Sunday, April 12, 2009

Suddenly gone. .

I was watching an episode of House the other night and the opening scene was of a husband and wife. The husband was obviously on his death bed, and the wife stood nearby with tears in her eyes looking at her husband lovingly while he gasped for breath. He summoned her over and they were talking and tears just rolled off her face as she told him how much she loved him.

Fast forward 10 minutes:
I'll spare the details because it upsets me too much, but essentially one of the young doctors was found dead in his apartment: suicide by gunshot. I was doing OK watching it until the one doctor who found him was screaming at him to wake up and moved back into the frame covered in his blood, sobbing. 
Then I started to sob and almost hyperventilate, thinking of the loss of 2 friends who died in the same manner. 

It got me thinking. . . In the first scenario, how do you deal with losing someone you love like that? How do you handle watching your husband (or wife) whom you've pledged your undying love to slip away from you and there's nothing you can do? How can one come back from that emotionally? How does your heart heal? How do you even think of finding someone else to love? Do you find someone else to love? I almost wanted to cry for the wife, because I was looking and thinking of the path I've been on thus far with relationships, and to think that all that could eventually be in vain? Seriously? How do you fight with someone, love someone, share a life and countless memories with someone, and watch them suffer for however long then die? I just don't get it.

Scenario two. This one I relate a little more to because I've gone through this, twice. 

Part 1.
My sophomore year I was online and saw a blog with this simple entry: "RIP KATIE BEACH. KATIE BEACH IS DEAD." I made a call and the news was confirmed. The room started to spin. Nausea crept into my body like a cold drink. Anger surged through my veins. I stumbled out of my dorm room and walked outside, and felt twice as angry that the sky was so blue and the weather so warm and Katie was so gone. It felt like I walked in a daze for the next 2 days. I couldn't go home because my job wouldn't let me leave since she "wasn't family." My grandfather died 3 weeks prior and I had taken 9 days off for that. I'm still angry about it.

Part 2.
Fall semester of my super senior year. I get on my facebook and see a wallpost from a friend that says "poor chris." I'm confused about what even though I know which Chris the friend was referring to- we only have 1 mutual friend named Chris.

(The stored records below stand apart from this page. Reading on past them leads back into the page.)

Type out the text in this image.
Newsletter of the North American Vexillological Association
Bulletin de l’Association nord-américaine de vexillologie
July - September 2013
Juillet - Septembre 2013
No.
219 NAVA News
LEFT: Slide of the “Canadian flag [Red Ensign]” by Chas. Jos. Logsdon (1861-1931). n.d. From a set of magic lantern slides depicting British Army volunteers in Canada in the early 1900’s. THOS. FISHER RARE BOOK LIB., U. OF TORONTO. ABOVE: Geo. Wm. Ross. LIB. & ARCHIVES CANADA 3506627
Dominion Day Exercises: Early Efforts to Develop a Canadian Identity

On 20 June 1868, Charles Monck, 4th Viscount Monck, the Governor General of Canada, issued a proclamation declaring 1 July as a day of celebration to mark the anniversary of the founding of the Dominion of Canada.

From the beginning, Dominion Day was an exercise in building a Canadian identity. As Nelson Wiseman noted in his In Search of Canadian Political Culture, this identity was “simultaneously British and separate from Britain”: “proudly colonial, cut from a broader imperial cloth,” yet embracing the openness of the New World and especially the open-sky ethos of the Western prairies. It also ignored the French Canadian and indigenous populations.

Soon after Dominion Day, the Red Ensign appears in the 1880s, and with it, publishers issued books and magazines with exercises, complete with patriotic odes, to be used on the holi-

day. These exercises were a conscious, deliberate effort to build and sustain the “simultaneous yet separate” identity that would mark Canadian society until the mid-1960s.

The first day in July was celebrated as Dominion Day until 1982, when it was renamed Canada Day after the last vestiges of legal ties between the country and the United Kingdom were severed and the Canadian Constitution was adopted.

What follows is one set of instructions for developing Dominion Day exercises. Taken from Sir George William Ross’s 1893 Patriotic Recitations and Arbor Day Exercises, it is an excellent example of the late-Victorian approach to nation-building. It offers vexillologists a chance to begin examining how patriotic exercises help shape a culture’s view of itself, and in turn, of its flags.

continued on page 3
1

I post back on his wall saying "poor chris? what happened to him?" A few days later I got an e-mail saying how he was sorry to tell me online, but Chris shot himself in the head last monday. Tears came so quickly it scared me. My breath shortened and I couldn't breathe. I stood up to find somewhere to go, and I grabbed my cell phone and stumbled out of my building toward the back parking lot. Tears were streaming and my breath was still ragged and my legs literally gave out under me just before the bench next to the sidewalk. I lurched forward and sobbed so hard I almost threw up. In fact I gagged a bit. A friend of mine saw me stumble out of the lounge and came over and threw her arms around me and held me and let me scream and cry, all the while muttering "Why God, not Chris." The facts were confirmed later. I've still never found an obituary for my dear friend Chris. 
Now I need to stop typing all this because the tears are about to start flowing again. I was closer to Chris than I was with Katie, and on a weekly basis I'm reminded of my amazing, Chinese food-eating, purple-haired, oboe playing friend. God almighty do I want him back. I wish so badly I had kept up with him more because I have a survivor's guilt in that maybe I could have done something to help him. 

Part 3.
How have I survived? I've experienced such deep loss with friends that it's almost made me vomit. But for the grace of God. If it weren't for Jesus I swear I might have given up on life myself a few times. Maybe that's the key to surviving the death of a spouse. But God. 

My God, I thank you that You've never let me give up. I thank you that You've never given up on me. I pray that You'll give me strength to keep going even when I feel like I'm about to fall apart. Amen.